The documentary’s director, Stephen Kijak (We Are X, Scott Walker: 30 Century Man, Stones in Exile), made sure to focus on the good times as well as the bad, telling Skynyrd’s colorful origin story through rare interviews and never-before-seen archival footage. “Actually, this is something, funnily enough, that came from Artimus,” Kijak said. “One of the things he asked me to do when we told the story is, ‘Make sure everyone knows how goddamn funny they were.’ The happier times, the wilder times — they were just funny as hell.” Kijak noted that drummer Bob Burns, who died in a 2015 car accident, “practically runs away with the whole movie.”

“Bob was funny. Man, I loved him so much,” Rossington said wistfully.

Burns was obviously not the only loss that Lynyrd Skynyrd suffered. Band members Steve Gaines, Cassie Gaines, and Ronnie Van Zant all died in the above-mentioned plane crash that took place in Gillsburg, Miss., on Oct. 20, 1977, just three days after Skynyrd released their fifth album, Street Survivors. There was no way for If I Leave Here Tomorrow to avoid that major, if horrific, chapter of the band’s saga. “Hey, that’s part of it, man,” Rossington shrugged.
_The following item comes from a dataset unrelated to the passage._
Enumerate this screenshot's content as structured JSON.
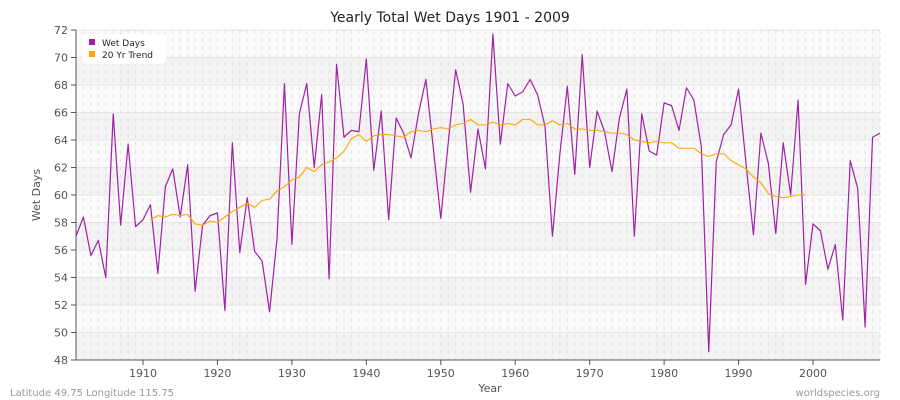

“We don’t turn our back on it,” Kijak explained. “You kind of start out [the film] knowing it happened, and in the middle of the movie we actually visit the crash with a guy that was there to help with the rescue effort.”

The Skynyrd members, however, made it clear that they — understandably — had zero interest in taking part in that specific scene. “No. I’m never going to go there,” Johnny Van Zant, who took over lead vocal duties for Skynyrd in 1987, said of the site crash.